"Lives were at risk. Doctors could not get into the building. The evening shift personnel, also, could not get into the building. There were operations that needed to be performed and people were really at a standstill because of this."
That from the spokeswoman of Los Angeles' V.A. Medical Center after a promotional stunt for "MI:3" went horribly awry.
The plan was to conceal digital audio players in 4,500 randomly selected newspaper boxes around Los Angeles and Ventura County. When newspaper buyers opened the racks, the six inch long, two-and-a-half inch wide red plastic boxes -- connected to activator switches on the news rack doors -- would play the easily-recognizable "Mission: Impossible" theme song.
Despite the simplicity of the plan, the digital audio players and the red, white and black wires leading to their activator switches did not stay concealed. One newspaper buyer saw the device and switch, thought it was a bomb and called authorities. After an inspection of the newspaper rack could not determine whether the device was explosive, the Los Angeles County Sheriff's Department bomb squad blew up the newspaper rack.

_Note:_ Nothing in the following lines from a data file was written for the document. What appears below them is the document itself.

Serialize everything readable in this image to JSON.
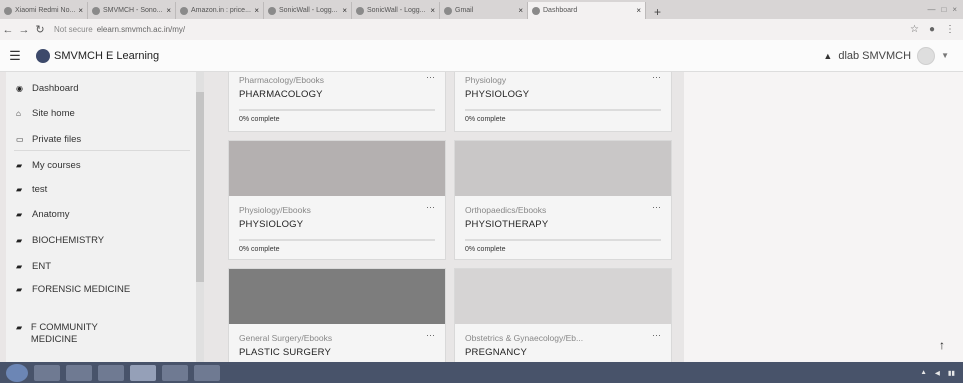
{
  "browser": {
    "tabs": [
      {
        "title": "Xiaomi Redmi No..."
      },
      {
        "title": "SMVMCH - Sono..."
      },
      {
        "title": "Amazon.in : price..."
      },
      {
        "title": "SonicWall - Logg..."
      },
      {
        "title": "SonicWall - Logg..."
      },
      {
        "title": "Gmail"
      },
      {
        "title": "Dashboard",
        "active": true
      }
    ],
    "new_tab": "+",
    "address": {
      "security": "Not secure",
      "url": "elearn.smvmch.ac.in/my/"
    }
  },
  "header": {
    "menu_icon": "☰",
    "brand": "SMVMCH E Learning",
    "user_name": "dlab SMVMCH"
  },
  "sidebar": {
    "items": [
      {
        "icon": "tachometer-icon",
        "label": "Dashboard"
      },
      {
        "icon": "home-icon",
        "label": "Site home"
      },
      {
        "icon": "file-icon",
        "label": "Private files"
      },
      {
        "icon": "graduation-cap-icon",
        "label": "My courses"
      },
      {
        "icon": "graduation-cap-icon",
        "label": "test"
      },
      {
        "icon": "graduation-cap-icon",
        "label": "Anatomy"
      },
      {
        "icon": "graduation-cap-icon",
        "label": "BIOCHEMISTRY"
      },
      {
        "icon": "graduation-cap-icon",
        "label": "ENT"
      },
      {
        "icon": "graduation-cap-icon",
        "label": "FORENSIC MEDICINE"
      },
      {
        "icon": "graduation-cap-icon",
        "label": "F COMMUNITY MEDICINE"
      }
    ]
  },
  "courses": [
    {
      "category": "Pharmacology/Ebooks",
      "name": "PHARMACOLOGY",
      "progress": "0% complete",
      "menu": "···"
    },
    {
      "category": "Physiology",
      "name": "PHYSIOLOGY",
      "progress": "0% complete",
      "menu": "···"
    },
    {
      "category": "Physiology/Ebooks",
      "name": "PHYSIOLOGY",
      "progress": "0% complete",
      "menu": "···"
    },
    {
      "category": "Orthopaedics/Ebooks",
      "name": "PHYSIOTHERAPY",
      "progress": "0% complete",
      "menu": "···"
    },
    {
      "category": "General Surgery/Ebooks",
      "name": "PLASTIC SURGERY",
      "menu": "···"
    },
    {
      "category": "Obstetrics & Gynaecology/Eb...",
      "name": "PREGNANCY",
      "menu": "···"
    }
  ],
  "colors": {
    "taskbar": "#48536a",
    "card_img_1": "#b4b0b0",
    "card_img_2": "#c9c7c7",
    "card_img_3": "#7d7d7d",
    "card_img_4": "#d6d4d4"
  },
  "scroll_top_icon": "↑"
}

Authorities received numerous reports of other L.A. Times news racks containing what callers believed to be bombs. Perhaps the most serious was in West Los Angeles, where as many as 300 people, including some 50 patients, were evacuated from the Veterans Affairs Administration's Ambulatory Care Center. A newspaper buyer had reported a suspicious object in the news rack inside the main hospital building.
Darryl Blackwell, the chief of police for the V.A.'s Greater Los Angeles Health Care System, said two floors of the building's west wing were closed for almost two hours, which "severely disrupted" patient care.
Travel on the 405 Freeway -- the busiest highway in the nation, which runs through the West Los Angeles V.A. campus -- was also disrupted as traffic was stopped to make way for emergency vehicles.
Maybe we should just go ahead, quarantine Tom Cruise and be done with it.